I still remember when I was collecting games for the Saturn — one of the ones I always wanted and paid an absurd amount of money for was Radiant Silvergun based on the glowing reviews I’d read.  After I got it on the shelf, though, I popped it in the machine maybe once or twice before shelving it forever — it’s not that it wasn’t a good game, or that I was too afraid of playing it (for the price it could have been minted from PURE GOLD).  It’s just that I couldn’t get good enough fast enough, which frustrated me to no end, great reviews or not.  One thing at a time, then; I’m still struggling with my first poison and don’t need to throw another slug down on top of it.  I think.


Horse Gone

9 September 2009

Dear J-

I used to be content with reading about product announcements as they happened, perhaps a few days following, but lately it seems like it’s all I can do to tear myself away from the various rumor sites on the web; today (09/09/09) is perhaps not as auspicious a day as couid be found last year on 8 Aug 08, but it’s sufficiently memorable to trigger an avalanche of new product announcements.  With spoilers in hand, though (c’mon, who wouldn’t have thought Leica would launch a full-frame M9 today?), the day holds only the mystery of verifying the veracity of those rumors.

The new cameras, gadgets, and iPods will no doubt be picked apart in detailed analyses by folks less lazy than me; there is nothing that would cause me to crack open my wallet immediately (besides which it’s waiting for a cash transplant to accomodate the necessary, acute photographic repairs).  Or so I always think; when I sit around and try to come up with nonexistent needs (mobile blogging! for all the travel I fail to do!) for things I don’t have, maybe it’s just about getting a package.  I realize that I’m conditioned through long years of college to expect wonderful surprises in cardboard boxes.  Yes, I will sometimes buy stuff just to have someone drop off a package at the door.

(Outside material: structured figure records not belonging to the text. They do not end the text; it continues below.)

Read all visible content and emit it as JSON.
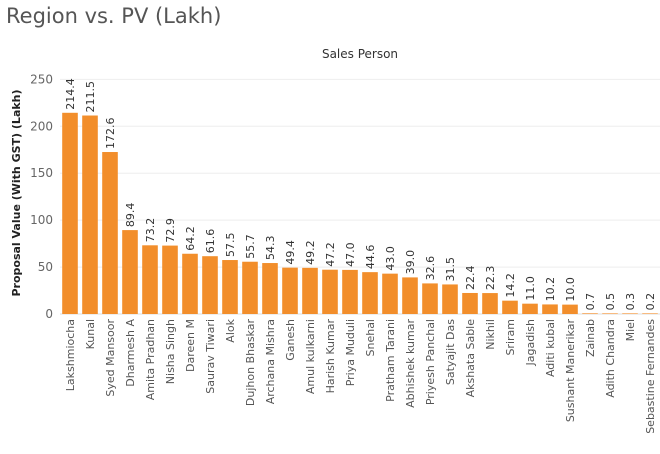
{
  "page": {
    "title": "Region vs. PV (Lakh)"
  },
  "chart_data": {
    "type": "bar",
    "title": "Region vs. PV (Lakh)",
    "header": "Sales Person",
    "xlabel": "",
    "ylabel": "Proposal Value (With GST) (Lakh)",
    "ylim": [
      0,
      260
    ],
    "yticks": [
      0,
      50,
      100,
      150,
      200,
      250
    ],
    "grid": true,
    "bar_color": "#f28e2b",
    "categories": [
      "Lakshmiocha",
      "Kunal",
      "Syed Mansoor",
      "Dharmesh A",
      "Amita Pradhan",
      "Nisha Singh",
      "Dareen M",
      "Saurav Tiwari",
      "Alok",
      "Dujhon Bhaskar",
      "Archana Mishra",
      "Ganesh",
      "Amul kulkarni",
      "Harish Kumar",
      "Priya Muduli",
      "Snehal",
      "Pratham Tarani",
      "Abhishek kumar",
      "Priyesh Panchal",
      "Satyajit Das",
      "Akshata Sable",
      "Nikhil",
      "Sriram",
      "Jagadish",
      "Aditi kubal",
      "Sushant Manerikar",
      "Zainab",
      "Adith Chandra",
      "Miel",
      "Sebastine Fernandes"
    ],
    "values": [
      214.4,
      211.5,
      172.6,
      89.4,
      73.2,
      72.9,
      64.2,
      61.6,
      57.5,
      55.7,
      54.3,
      49.4,
      49.2,
      47.2,
      47.0,
      44.6,
      43.0,
      39.0,
      32.6,
      31.5,
      22.4,
      22.3,
      14.2,
      11.0,
      10.2,
      10.0,
      0.7,
      0.5,
      0.3,
      0.2
    ],
    "data_labels": [
      "214.4",
      "211.5",
      "172.6",
      "89.4",
      "73.2",
      "72.9",
      "64.2",
      "61.6",
      "57.5",
      "55.7",
      "54.3",
      "49.4",
      "49.2",
      "47.2",
      "47.0",
      "44.6",
      "43.0",
      "39.0",
      "32.6",
      "31.5",
      "22.4",
      "22.3",
      "14.2",
      "11.0",
      "10.2",
      "10.0",
      "0.7",
      "0.5",
      "0.3",
      "0.2"
    ]
  }
}
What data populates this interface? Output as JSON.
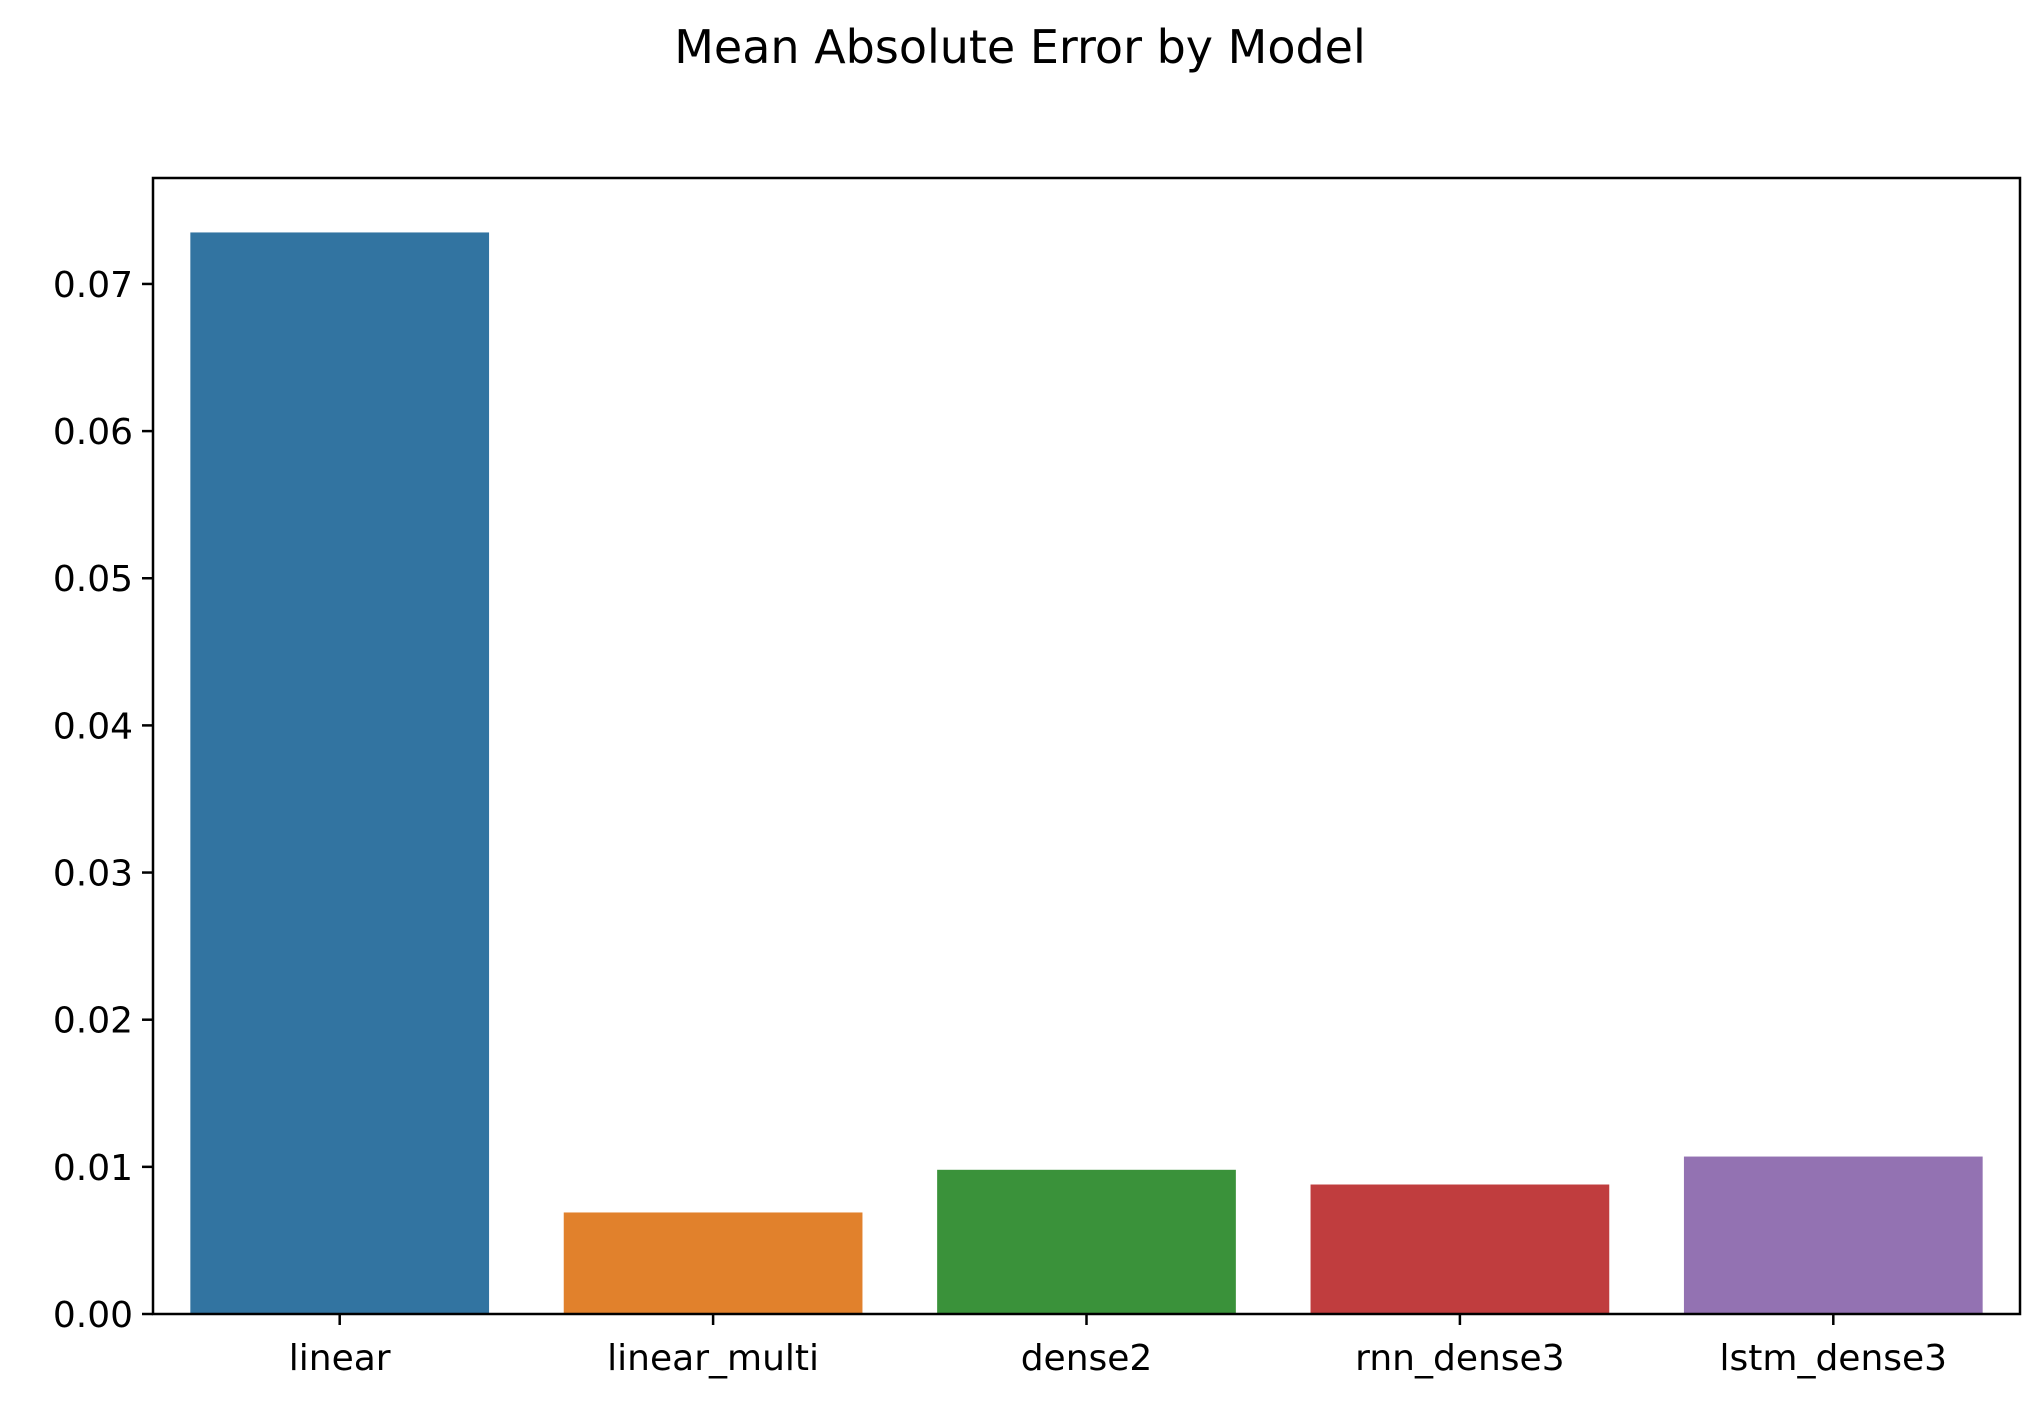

Take for instance the various items of MOLLE gear now adorning the MOLLE Fighting Load Carrier — this is a classic case of barring the gate after the horse has escaped.  If I hadn’t dropped the camera a few weeks ago, I wouldn’t have been motivated to get and use the pouches.  The need had already evaporated and yet because of the relatively low cost and abundance, I was able to wangle a good ten packets of stuff or so off eBay, no doubt thrilling the mailman as a steady stream of boxes and fat envelopes had to be carried to the door.  Never underestimate the thrilling power of cardboard, right?